Guess I just got a good one then. Nothing on mine has broken and it been ridden everywhere. I'm not saying that this is better than originals just that this is not your normal new walmart bike.


----------



## SirMike1983 (Apr 29, 2013)

They had a green and white one at a shop I used to frequent about 4-5 years ago. I gave it a pretty good going over, and it seemed like it would make a fine recreational type ride. I'll grant the build quality on the originals was better, but it seemed to at least attempt a return to better production for Schwinn. You're right that they seem to be doing more bottom feeding at the big box type stores these days. The Cruiser Deluxe 7 I looked over was better built than that. It looked to me as if different bits like pedals/etc could use better replacements, but overall it wasn't bad. I considered buying it as something different from my other bikes. The shop wanted a lot for it though, at least so much that I ended up buying an original Columbia balloon for less than the shop wanted for the 7.


----------



## babyjesus (Apr 29, 2013)

*Not Bad*

If you compare it to everything available new the same year I think it's pretty cool. It actually looks like a real ballooner from the 50s. 

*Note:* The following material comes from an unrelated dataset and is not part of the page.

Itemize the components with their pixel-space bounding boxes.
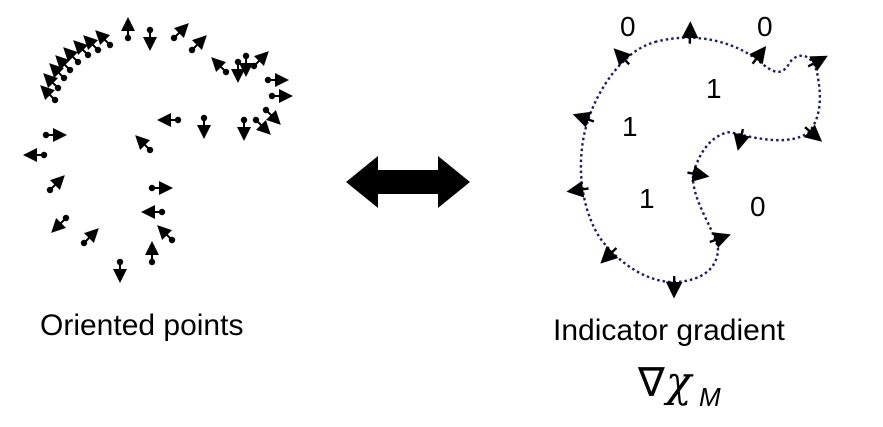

Once you compare it literally piece by piece to the equivalent Schwinns of the 50s it's probably a whole different story.

Schwinn has always been a huge corporation as far back as early post war - and like with all big corporations, mass production involved cutting corners in creative terms - using the same bits over and over etc - and another thing which big corporations do is put all the smaller companies out of business which I personally don't take too kindly to because the creative diversity of the bicycle industry gets totally crushed and all you end up with are a couple or few factories churning out one size fits all ranges of bikes. 

Ironically Schwinn is still using the same 70 year old frame - so in respect to the Deluxe 7 being a sort of Phantom continuation it probably rides much better but falls apart much quicker but so far this one in particular seems to have done a smashing job for 10 years or more. Not bad if you think about it. It certainly looks the same as a Phantom at first uneducated glance so its a Phantom that rides extremely well for intensive purposes - for as long as it lasts without breaking.


----------



## halfatruck (Apr 29, 2013)

Taking this in a new direction, but I bought a repro Roadmaster Luxury Liner (for resale but still have it) this bike seems to be well built, can't tell much difference in the forks, frame, etc.....


----------



## snickle (Apr 30, 2013)

Wow, you guys have become soft since when I first got to this forum! Had that been me, you would have scoffed at the notion that the new phantom looking bike was of superior design and craftsmanship to the old 1949 Phantom. Comparing Shimano to New Departure would have probably got me banned 

I would say it's got a nice tank and crank though.


----------



## cl222 (Apr 30, 2013)

snickle said:


> Wow, you guys have become soft since when I first got to this forum! Had that been me, you would have scoffed at the notion that the new phantom looking bike was of superior design and craftsmanship to the old 1949 Phantom. Comparing Shimano to New Departure would have probably got me banned
> 
> I would say it's got a nice tank and crank though.




I thought I was going to get banned for a while too. I love how well built Schwinns, New Departure hubs, and all that good stuff was but I also like modern solutions for old problems. and I should fix that 100% thing I think somthing was a little funny in the air when I thought of that. Nothing is perfect and there is always room for improvement. Also a new bike is nothing like riding a 50 or 60 year old ballooner with a story behind it.


----------